CBCA Diversity Disclosure Requirements Effective for 2020 Proxy Season, September 2019
|Lawyer||Jonathan Feldman, Tara Hunt|
|Area||Corporate Finance and Securities|
Article originially published in Canadian Securities Law News, September 2019
Excerpt from "CBCA Diversity Disclosure Requirements Effective for 2020 Proxy Season":
For the upcoming 2020 proxy season, new disclosure requirements will be effective for publicly-listed corporations incorporated under the Canada Business Corporations Act (CBCA). They mandate additional diversity disclosure in connection with an annual meeting of shareholders held on or after January 1, 2020. Notably, the new regulations align with the “comply or explain” regime adopted under Canadian securities laws, which prescribe disclosure regarding gender diversity on boards and in senior management. But the regulations also go beyond these requirements by (i) expanding the scope to include diversity disclosure with respect to a broader range of “designated groups”1, and (ii) requiring such disclosure from “venture” issuers in addition to “non-venture” issuers (i.e., issuers listed on the Toronto Stock Exchange (TSX), TSX Venture Exchange (TSX-V) and Canadian Securities Exchange (CSE)).

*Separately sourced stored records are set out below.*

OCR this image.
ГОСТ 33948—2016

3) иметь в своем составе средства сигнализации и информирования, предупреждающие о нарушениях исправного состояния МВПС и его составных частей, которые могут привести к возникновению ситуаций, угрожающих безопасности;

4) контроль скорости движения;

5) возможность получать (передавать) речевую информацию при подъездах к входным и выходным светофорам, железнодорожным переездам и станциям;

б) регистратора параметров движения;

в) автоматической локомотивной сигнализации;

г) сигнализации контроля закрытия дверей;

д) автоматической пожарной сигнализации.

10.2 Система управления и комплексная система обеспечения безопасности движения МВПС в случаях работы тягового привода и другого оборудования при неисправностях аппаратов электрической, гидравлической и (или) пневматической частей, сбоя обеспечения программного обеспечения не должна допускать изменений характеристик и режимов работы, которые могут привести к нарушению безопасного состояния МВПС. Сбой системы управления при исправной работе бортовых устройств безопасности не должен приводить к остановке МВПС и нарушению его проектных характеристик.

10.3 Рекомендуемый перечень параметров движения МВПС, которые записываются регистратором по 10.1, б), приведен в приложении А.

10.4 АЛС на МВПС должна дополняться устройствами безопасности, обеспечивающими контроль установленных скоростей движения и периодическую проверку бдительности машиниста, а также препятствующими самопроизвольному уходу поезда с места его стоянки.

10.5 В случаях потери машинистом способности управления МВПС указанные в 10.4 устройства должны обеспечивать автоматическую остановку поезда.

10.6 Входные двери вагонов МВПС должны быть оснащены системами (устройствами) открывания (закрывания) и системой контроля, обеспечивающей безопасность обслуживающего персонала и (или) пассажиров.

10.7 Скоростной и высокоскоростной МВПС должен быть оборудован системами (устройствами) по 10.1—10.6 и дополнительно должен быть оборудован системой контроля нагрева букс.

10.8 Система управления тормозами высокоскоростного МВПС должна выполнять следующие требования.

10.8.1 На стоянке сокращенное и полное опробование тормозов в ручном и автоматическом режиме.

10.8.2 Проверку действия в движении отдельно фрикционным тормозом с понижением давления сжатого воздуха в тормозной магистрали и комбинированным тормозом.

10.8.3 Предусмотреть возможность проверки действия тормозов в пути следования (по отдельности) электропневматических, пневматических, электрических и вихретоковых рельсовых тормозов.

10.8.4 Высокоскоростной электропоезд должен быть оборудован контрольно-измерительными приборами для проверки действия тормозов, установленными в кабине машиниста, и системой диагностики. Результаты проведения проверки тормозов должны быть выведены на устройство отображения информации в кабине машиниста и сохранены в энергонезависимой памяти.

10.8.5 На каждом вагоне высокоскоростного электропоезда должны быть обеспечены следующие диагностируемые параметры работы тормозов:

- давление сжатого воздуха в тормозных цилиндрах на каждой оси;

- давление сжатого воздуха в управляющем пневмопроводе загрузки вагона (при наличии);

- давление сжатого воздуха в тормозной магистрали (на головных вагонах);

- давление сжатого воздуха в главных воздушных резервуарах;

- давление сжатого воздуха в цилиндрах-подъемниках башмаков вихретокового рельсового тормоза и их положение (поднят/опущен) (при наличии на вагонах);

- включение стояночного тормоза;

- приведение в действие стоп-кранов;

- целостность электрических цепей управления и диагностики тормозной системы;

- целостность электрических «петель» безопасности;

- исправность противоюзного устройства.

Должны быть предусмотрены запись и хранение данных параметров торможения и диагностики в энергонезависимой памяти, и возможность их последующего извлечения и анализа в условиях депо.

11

1 For the purposes of the requirements, “designated groups” is defined with reference to the federal Employment Equity Act, and includes women, Aboriginal peoples, persons with disabilities and members of visible minorities. Corporations may rely on self-identification by members of the designated groups (e.g., by including voluntary questions in the annual questionnaire) for disclosure purposes.